SYXETC Full Series Super HV DC-DC Converter to Power Up Your Tethered Drones/UAVs
INPUT:620V-800V/850V-1050V/950-1200V
OUTPUT Voltage Typical:60Vdc
OUTPUT Voltage Optiton : 12S/14S/18S
12S:48-50Vdc Standard 50Vdc
14S:59-60Vdc Standard 60Vdc
18S: 75Vdc
Rated Power:
5KW/6KW/8KW/12KW/15KW/20KW/24KW/2X15KW
The market for tethered UAVs and drones is growing at a significant rate. Predicted to grow 61% year-over-year in 2020, the growth is due to the increasing amount of applications and use cases that can benefit from a persistent aerial platform.
Unlike their run-time limited untethered counterparts, tethered UAVs do not need to carry their primary power source, increasing their payload capacity.
They can maintain high levels of endurance up to 24 hours, at heights up to 200m, and in most weather conditions. Applications include traditional security, intelligence gathering, and surveillance use cases among many. Their prolonged flight capability makes them suitable for provisioning emergency telecommunications networks during a humanitarian crisis, monitoring firefighting across a large industrial complex, and filming sizeable outdoor sporting events. As tethered UAVs find new applications, so the technical challenges grow.
The desire to integrate more capabilities within a UAV increases the payload weight, and the benefits gained by extending the operational height imposes more tether drag. Also, raising the flight time dictates enhanced safety monitoring, provision of a backup power source, and safety features such as a parachute.

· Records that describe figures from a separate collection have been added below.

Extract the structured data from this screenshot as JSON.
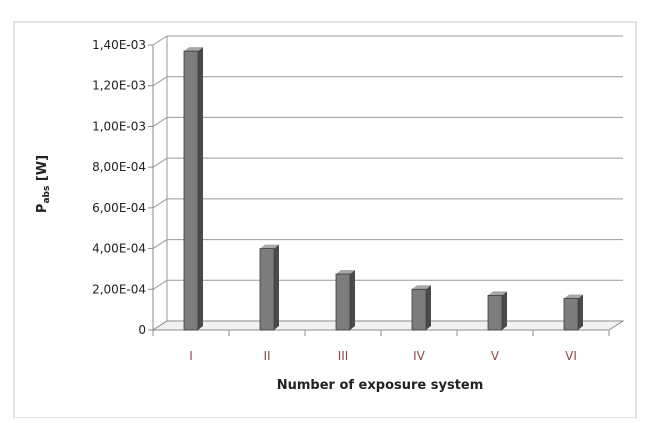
{
  "chart_data": {
    "type": "bar",
    "title": "",
    "xlabel": "Number of exposure system",
    "ylabel": {
      "main": "P",
      "subscript": "abs",
      "unit": " [W]"
    },
    "categories": [
      "I",
      "II",
      "III",
      "IV",
      "V",
      "VI"
    ],
    "values": [
      0.00137,
      0.0004,
      0.000275,
      0.0002,
      0.00017,
      0.000155
    ],
    "ylim": [
      0,
      0.0014
    ],
    "yticks": [
      0,
      0.0002,
      0.0004,
      0.0006,
      0.0008,
      0.001,
      0.0012,
      0.0014
    ],
    "ytick_labels": [
      "0",
      "2,00E-04",
      "4,00E-04",
      "6,00E-04",
      "8,00E-04",
      "1,00E-03",
      "1,20E-03",
      "1,40E-03"
    ],
    "grid": true,
    "legend": "none",
    "colors": {
      "bar_front": "#7d7d7d",
      "bar_side": "#4a4a4a",
      "bar_top": "#a8a8a8",
      "gridline": "#9a9a9a",
      "axis": "#8c8c8c",
      "x_tick_label": "#8a4a4a",
      "text": "#222222"
    }
  }
}
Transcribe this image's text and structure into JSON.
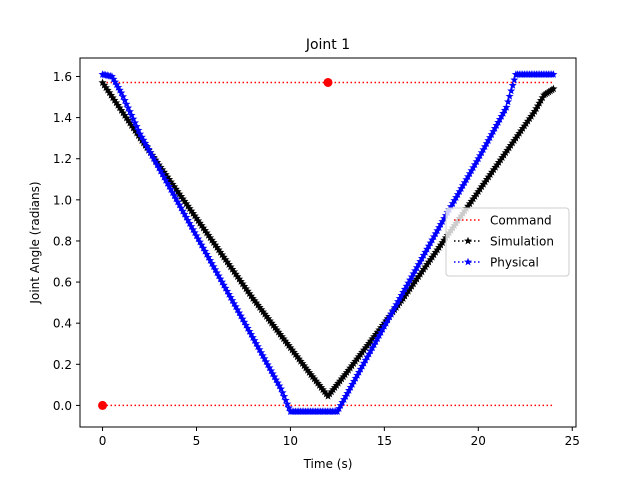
{
  "chart_data": {
    "type": "line",
    "title": "Joint 1",
    "xlabel": "Time (s)",
    "ylabel": "Joint Angle (radians)",
    "xlim": [
      -1.2,
      25.2
    ],
    "ylim": [
      -0.105,
      1.69
    ],
    "xticks": [
      0,
      5,
      10,
      15,
      20,
      25
    ],
    "yticks": [
      0.0,
      0.2,
      0.4,
      0.6,
      0.8,
      1.0,
      1.2,
      1.4,
      1.6
    ],
    "xtick_labels": [
      "0",
      "5",
      "10",
      "15",
      "20",
      "25"
    ],
    "ytick_labels": [
      "0.0",
      "0.2",
      "0.4",
      "0.6",
      "0.8",
      "1.0",
      "1.2",
      "1.4",
      "1.6"
    ],
    "grid": false,
    "legend": "center-right",
    "series": [
      {
        "name": "Command",
        "color": "#ff0000",
        "linestyle": "dotted",
        "marker": "circle",
        "lines": [
          {
            "x": [
              0,
              24
            ],
            "y": [
              1.571,
              1.571
            ]
          },
          {
            "x": [
              0,
              24
            ],
            "y": [
              0.0,
              0.0
            ]
          }
        ],
        "markers": [
          {
            "x": 0,
            "y": 0.0
          },
          {
            "x": 12,
            "y": 1.571
          }
        ]
      },
      {
        "name": "Simulation",
        "color": "#000000",
        "linestyle": "dotted",
        "marker": "star",
        "x": [
          0,
          2,
          4,
          6,
          8,
          10,
          11,
          12,
          13,
          14,
          16,
          18,
          20,
          22,
          23,
          23.5,
          24
        ],
        "y": [
          1.57,
          1.3,
          1.04,
          0.78,
          0.52,
          0.28,
          0.16,
          0.045,
          0.16,
          0.28,
          0.52,
          0.78,
          1.04,
          1.3,
          1.43,
          1.51,
          1.54
        ]
      },
      {
        "name": "Physical",
        "color": "#0000ff",
        "linestyle": "dotted",
        "marker": "star",
        "x": [
          0,
          0.5,
          1,
          2,
          4,
          6,
          8,
          9.5,
          10,
          12.5,
          14,
          16,
          18,
          20,
          21.5,
          22,
          24
        ],
        "y": [
          1.61,
          1.6,
          1.52,
          1.32,
          0.99,
          0.66,
          0.33,
          0.08,
          -0.03,
          -0.03,
          0.22,
          0.55,
          0.88,
          1.2,
          1.45,
          1.61,
          1.61
        ]
      }
    ]
  }
}
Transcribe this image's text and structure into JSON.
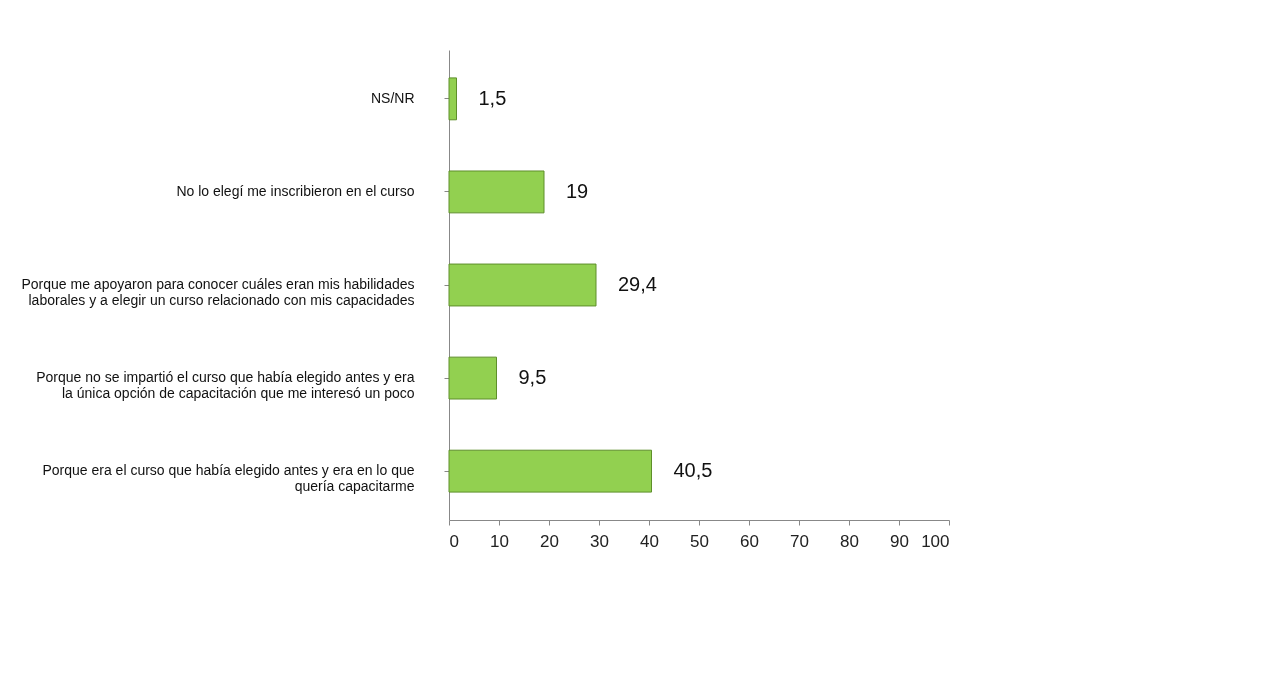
{
  "chart_data": {
    "type": "bar",
    "orientation": "horizontal",
    "categories": [
      "NS/NR",
      "No lo elegí me inscribieron en el curso",
      "Porque me apoyaron para conocer cuáles eran mis habilidades laborales y a elegir un  curso relacionado con mis capacidades",
      "Porque no se impartió el curso que había elegido antes  y era la única opción de capacitación que me interesó un poco",
      "Porque era el curso que había elegido antes  y era en lo que quería capacitarme"
    ],
    "values": [
      1.5,
      19,
      29.4,
      9.5,
      40.5
    ],
    "value_labels": [
      "1,5",
      "19",
      "29,4",
      "9,5",
      "40,5"
    ],
    "color": "#92d050",
    "xlim": [
      0,
      100
    ],
    "xticks": [
      0,
      10,
      20,
      30,
      40,
      50,
      60,
      70,
      80,
      90,
      100
    ],
    "grid": false
  }
}
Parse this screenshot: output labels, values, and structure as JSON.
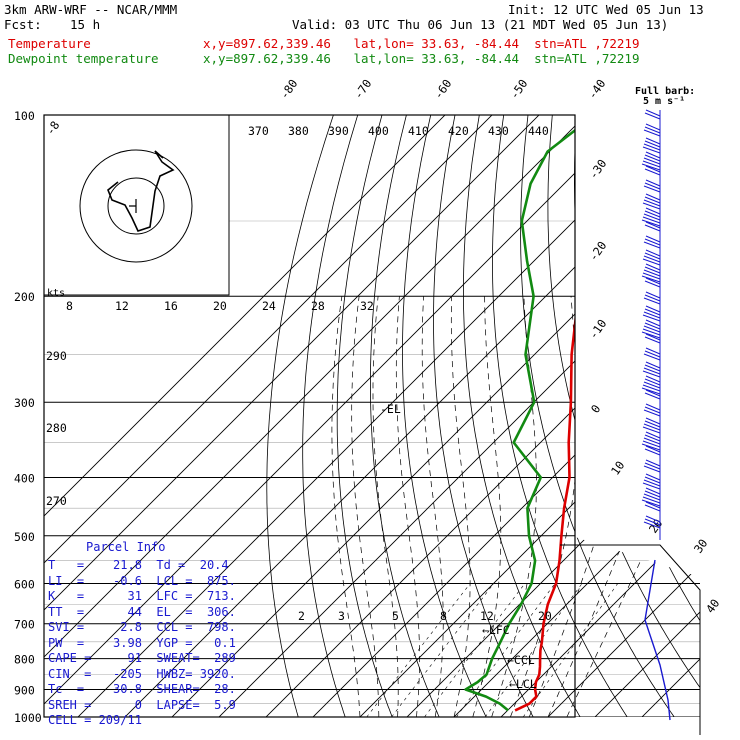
{
  "header": {
    "model": "3km ARW-WRF -- NCAR/MMM",
    "fcst_label": "Fcst:",
    "fcst_hours": "15 h",
    "init": "Init: 12 UTC Wed 05 Jun 13",
    "valid": "Valid: 03 UTC Thu 06 Jun 13 (21 MDT Wed 05 Jun 13)",
    "temp_label": "Temperature",
    "dew_label": "Dewpoint temperature",
    "temp_info": "x,y=897.62,339.46   lat,lon= 33.63, -84.44  stn=ATL ,72219",
    "dew_info": "x,y=897.62,339.46   lat,lon= 33.63, -84.44  stn=ATL ,72219"
  },
  "colors": {
    "temperature": "#dd0000",
    "dewpoint": "#128a12",
    "text_blue": "#1a1ad0",
    "barb": "#1a1ad0"
  },
  "barbs_label": [
    "Full barb:",
    "5 m s⁻¹"
  ],
  "hodograph": {
    "label": "kts",
    "ring_labels": [
      "8",
      "12",
      "16",
      "20",
      "24",
      "28",
      "32"
    ]
  },
  "theta_labels": [
    "370",
    "380",
    "390",
    "400",
    "410",
    "420",
    "430",
    "440"
  ],
  "mixing_ratio_labels": [
    "2",
    "3",
    "5",
    "8",
    "12",
    "20"
  ],
  "theta_side_labels": [
    "290",
    "280",
    "270"
  ],
  "markers": {
    "el": "-EL",
    "lfc": "LFC",
    "ccl": "CCL",
    "lcl": "LCL"
  },
  "parcel": {
    "title": "Parcel Info",
    "rows": [
      "T   =    21.8  Td =  20.4",
      "LI  =    -0.6  LCL =  875.",
      "K   =      31  LFC =  713.",
      "TT  =      44  EL  =  306.",
      "SVI =     2.8  CCL =  798.",
      "PW  =    3.98  YGP =   0.1",
      "CAPE =     91  SWEAT=  289",
      "CIN  =   -205  HWBZ= 3920.",
      "Tc  =    30.8  SHEAR=  28.",
      "SREH =      0  LAPSE=  5.9",
      "CELL = 209/11"
    ]
  },
  "chart_data": {
    "type": "line",
    "title": "",
    "xlabel": "",
    "ylabel": "",
    "y_scale": "log",
    "ylim": [
      1000,
      100
    ],
    "xlim_temp_C": [
      -80,
      40
    ],
    "pressure_ticks": [
      "100",
      "200",
      "300",
      "400",
      "500",
      "600",
      "700",
      "800",
      "900",
      "1000"
    ],
    "temperature_ticks": [
      "-80",
      "-70",
      "-60",
      "-50",
      "-40",
      "-30",
      "-20",
      "-10",
      "0",
      "10",
      "20",
      "30",
      "40"
    ],
    "series": [
      {
        "name": "Temperature",
        "pressure": [
          975,
          950,
          925,
          900,
          875,
          850,
          825,
          800,
          775,
          750,
          700,
          650,
          600,
          550,
          500,
          450,
          400,
          350,
          300,
          250,
          200,
          175,
          150,
          130,
          115,
          100
        ],
        "values": [
          21.6,
          23.2,
          23.2,
          21.4,
          20.0,
          19.1,
          17.6,
          15.9,
          14.2,
          12.7,
          9.2,
          6.0,
          3.3,
          -0.8,
          -5.7,
          -11.0,
          -16.4,
          -24.0,
          -32.1,
          -42.1,
          -53.1,
          -59.6,
          -68.0,
          -69.8,
          -71.6,
          -71.9
        ]
      },
      {
        "name": "Dewpoint temperature",
        "pressure": [
          975,
          950,
          925,
          900,
          875,
          850,
          825,
          800,
          775,
          750,
          700,
          650,
          600,
          550,
          500,
          450,
          400,
          350,
          300,
          250,
          200,
          175,
          150,
          130,
          115,
          100
        ],
        "values": [
          20.1,
          16.9,
          12.5,
          6.6,
          7.6,
          7.9,
          6.8,
          5.7,
          4.8,
          3.9,
          1.9,
          0.3,
          -1.9,
          -6.0,
          -12.6,
          -18.8,
          -22.5,
          -35.7,
          -39.9,
          -51.9,
          -62.6,
          -71.4,
          -81.1,
          -87.2,
          -90.4,
          -88.1
        ]
      }
    ]
  }
}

Technical challenges powering a tethered UAV
Powering a tethered UAV presents some technical challenges. The UAVs power requirements are driven by the rotor drive motors, control electronics, and the payload application, of which the motors represent the largest proportion of the available power budget. Passing enough power through a long tether introduces transmission losses due to the resistance of the cable.
Achieving the maximum payload requires that the drag weight of the tether be kept to a minimum, placing constraints on the conductor thickness. Thinner conductors increase the cable resistance, which as operating height increases become more significant.
To achieve the power delivery requirements of the UAV, the only viable option that keeps distribution losses low is to transmit a high voltage along the tether and perform power conversion to the desired levels within the UAV. With weight as a critical constraint, the power conversion components also need to be lightweight.
The use of a high DC voltage lowers the current flowing in the tether (I = P/V), allowing small tether conductor diameters, and reducing the I2R losses. The trend in the industry is moving towards transmitting up to 400VDC in the tether and using one or more DC-DC converters in the UAV to power the rotor motors and application circuitry.
Selecting a DC-DC converter with a high voltage input
There are many DC-DC converters available from a range of suppliers but finding one that can accommodate a voltage input as high as 400VDC or 700VDC or even 1000VDC narrows the available options considerably. The converter also needs to have a wide conversion ratio, down-converting to, say, a 48VDC or 60VDC output.